YouTube is the quintessential video viewing portal, so I’m sure some wonder about the benefits of uploading their videos to other competing sites. Are they worth the time and effort of setting up an account, encoding, and tagging?

For the decent videos, they can definitely be worth the extra effort. The benefits of promoting your video beyond YouTube can include increased brand authority, brand awareness, backlinks, and traffic.

With the amount of time, work, and expense that can go into a quality video, increasing the return on that piece of content is almost as much of a necessity as it is a benefit.

Make Sure Your Video Content is Worth the Effort

Good, searchable content is what will make your video content marketing successful beyond YouTube.

Sure, you can post up videos of your CEO talking about what they do at work, but it’s not going to gain the traction that a how-to or celebrity-based video will. It’s best to create the video with the intention of promoting it if you intend on promoting it.

If you want to educate, it needs to be something that your peers will respect, but is interesting to people who know little to nothing about your business.

Links will naturally build to your video if it’s great – the next steps will be much easier if there is less outreach to do for your first backlinks.

Descriptions Are More Important Than You Think

Videos are so effective because they command active attention from the user, but those reasons also make it harder to get the user to actually watch the video.

That’s where descriptions (and descriptive titles) come in. Let the viewers know exactly what the video is about before they even click on the “play” button. The title and first sentence in the description are going to be the most important – it’s what the viewer sees from the search results page, and it’s probably not necessary to elaborate much beyond that.

Unless a person in your video is publicly recognized, it would be best to have their name in the description, not in the headline. “Interview with a Drug Addiction Counselor” is more descriptive than “Interview with Apple Rehab’s Dr. Smith”. Space is limited, but if you’re concise enough, you won’t need it all.

The description is also a great place to link back to your website. Don’t forget this! It’s okay if it’s a no-follow link – we’re going for traffic and brand visibility, not rankings.

Don’t neglect tags. Tags help determine how videos on YouTube and other sites are related, which can impact the number of times your video shows up in “recommended” or “related” sections on a site.

Besides the video itself, this is where you want your brand to shine. You could link to the front page, but if you have a page that’s relevant to your video with more information (or a purchase page!), that’s even better.

I go back and forth over whether to put the link first in the description or further down. An early link is likely to be seen, but can take focus off the video.

Which Should Dominate: View Count or SERPS?

Most of the time, YouTube will dominate your view count, but if you want to increase your perceived authority on a particular topic, having a couple of your videos on the first page of Google can definitely come in handy.

Alternative sites like Vimeo and Dailymotion, although not as populated, rank well in Google search results.
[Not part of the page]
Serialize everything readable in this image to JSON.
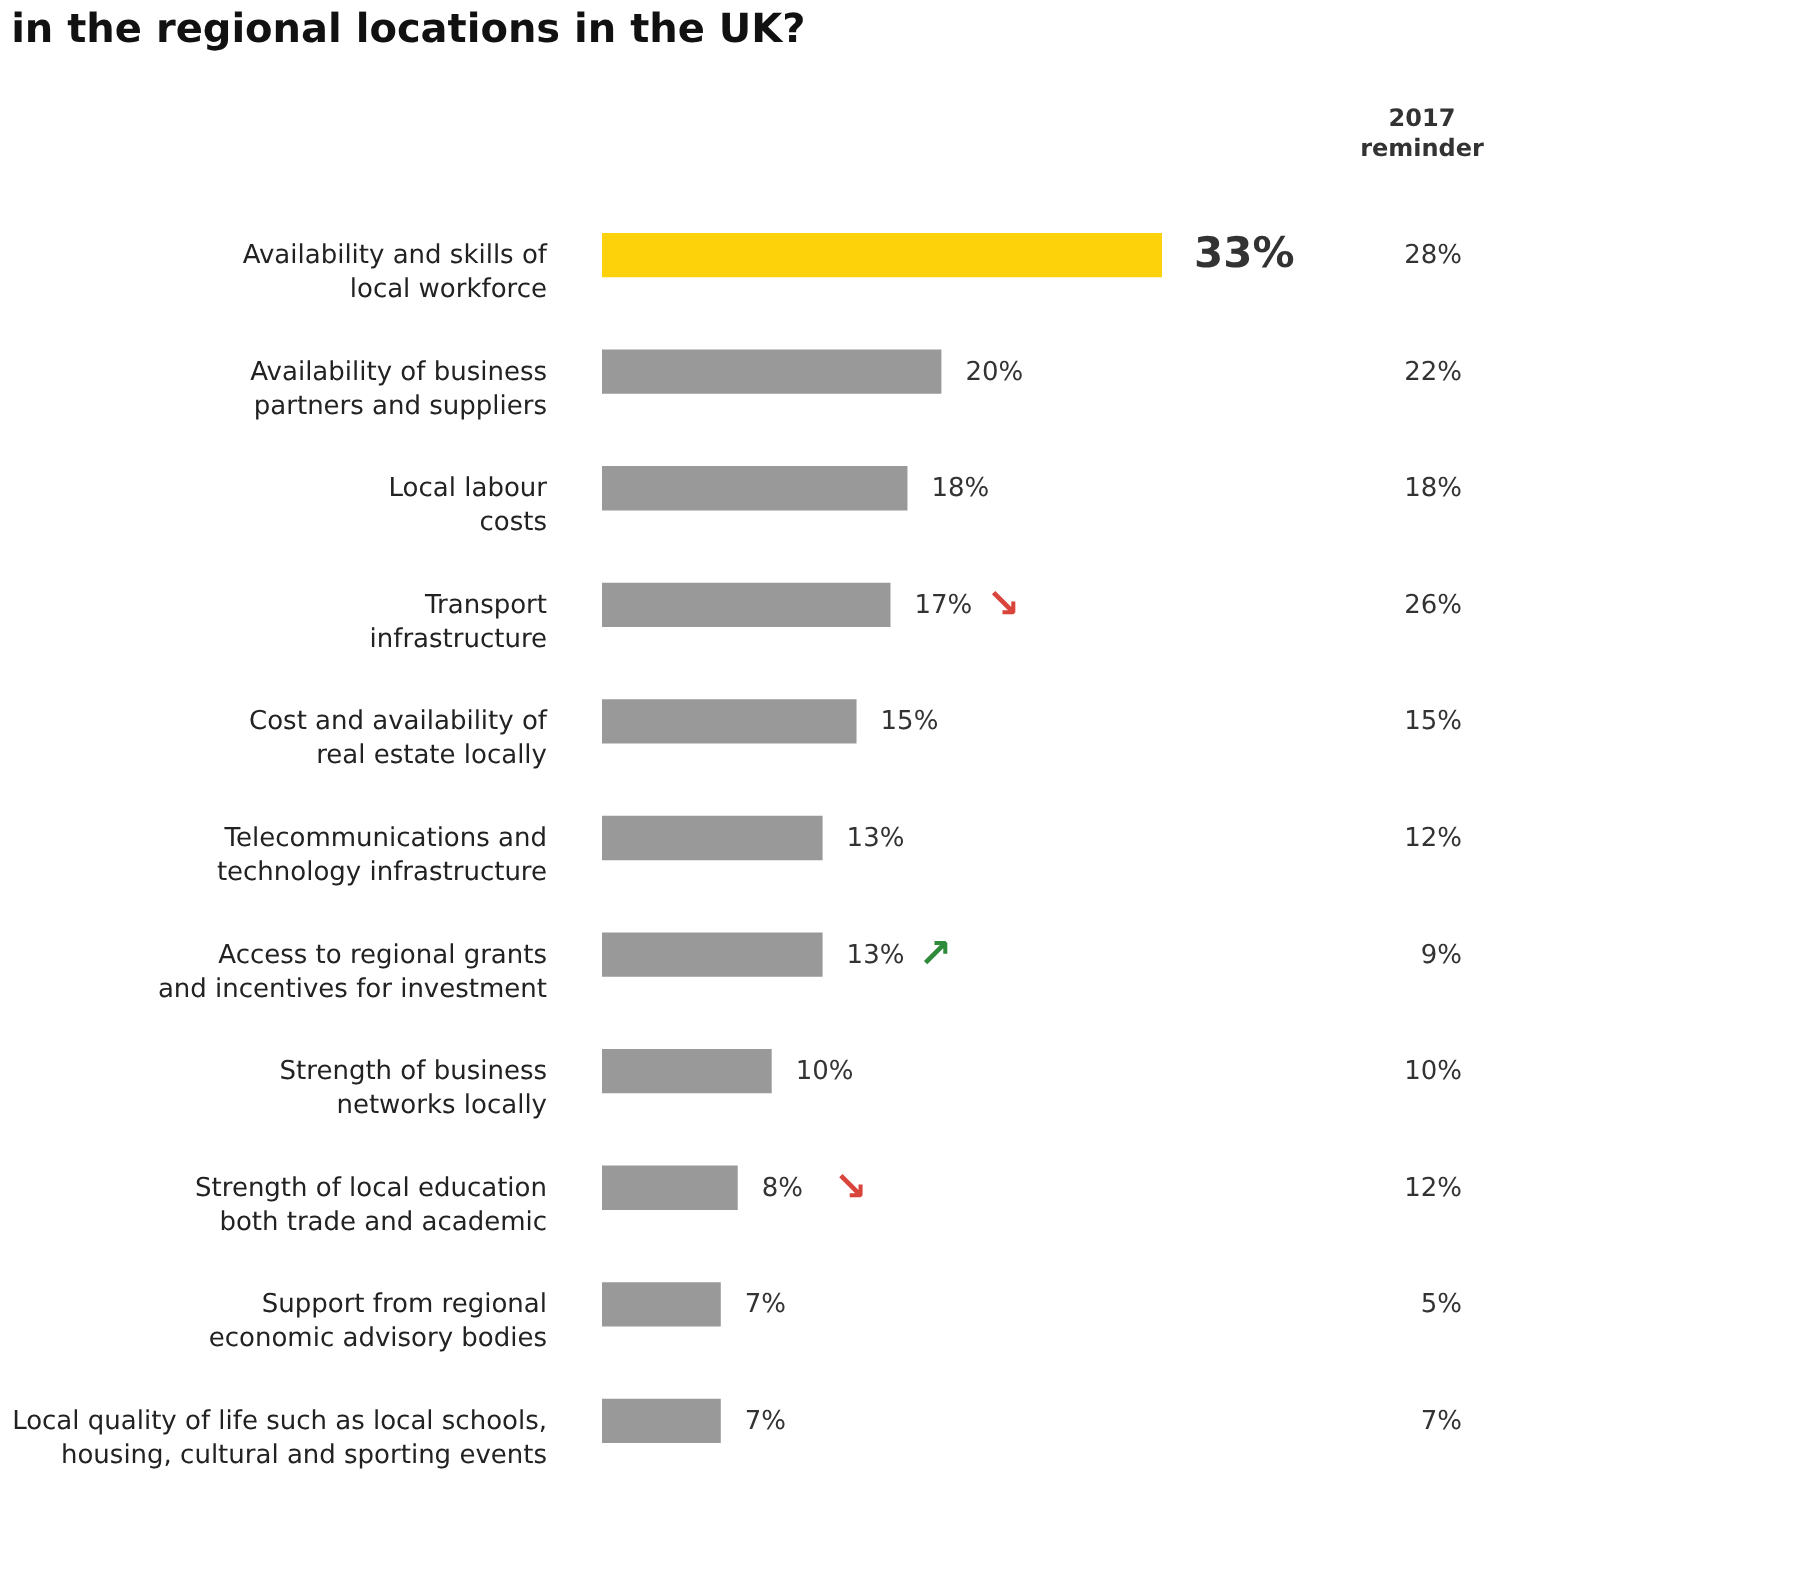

Although these rankings aren’t necessarily going to help your own website’s search results, if someone is looking for a video and they find yours multiple times, they will more likely consider you the authority on the matter.

Having these results as videos are especially nice; although YouTube tends to rank the highest on Google (naturally), video screenshots of sites like Vimeo also show up.

Having a pic on the Google search results is a very nice way to grab attention. This type of ranking may not always happen, depending on how much competition you have. The more interesting and descriptive your video is, the more likely it will show up more often for relevant search terms.

Tags, Tags, Tags

Making your videos searchable is going to be the best way to get people to see your video, especially if you haven’t built up a library of videos and subscribers.

Tags sound old-school, but they are vital. Don’t keyword-stuff these tags, as that can trigger spam actions, but do use relevant words. These tags will help video sites relate videos to each other for recommended viewing modules, which can significantly increase your view count.

Plus, if you do this, and your headline doesn’t really describe the video, then it’s possible your tags aren’t relevant enough. Since most videos are founding through searching, not browsing, you want to appeal to your target audience, not browsers.

Again, video requires much more engagement than other mediums, and if someone isn’t looking for what you’re trying to offer, they’re not going to bother with watching.

Jumping in front of the bandwagon

If you find a site that matches your target audience perfectly (of anything, not just video sites!) it’s a good idea to jump in quickly and get your presence known.

This would seem like a no-brainer, but don’t let the fear of experimenting with new sites get in your way (especially if they’re free). I have had great success uploading videos to sites like Tumblr, which is not specifically video-based, but allows uploading and embedding of videos.

Staying on the edge of newer websites can be extremely beneficial, as you catch the upslope of excited, engaged users. For a video, this is important, as a user that is not engaged is not going to spend the time to watch a video.

YouTube currently dominates the video-viewing market, but with the chaotic nature of the internet, competitors can slip in, especially if they appeal to a niche market.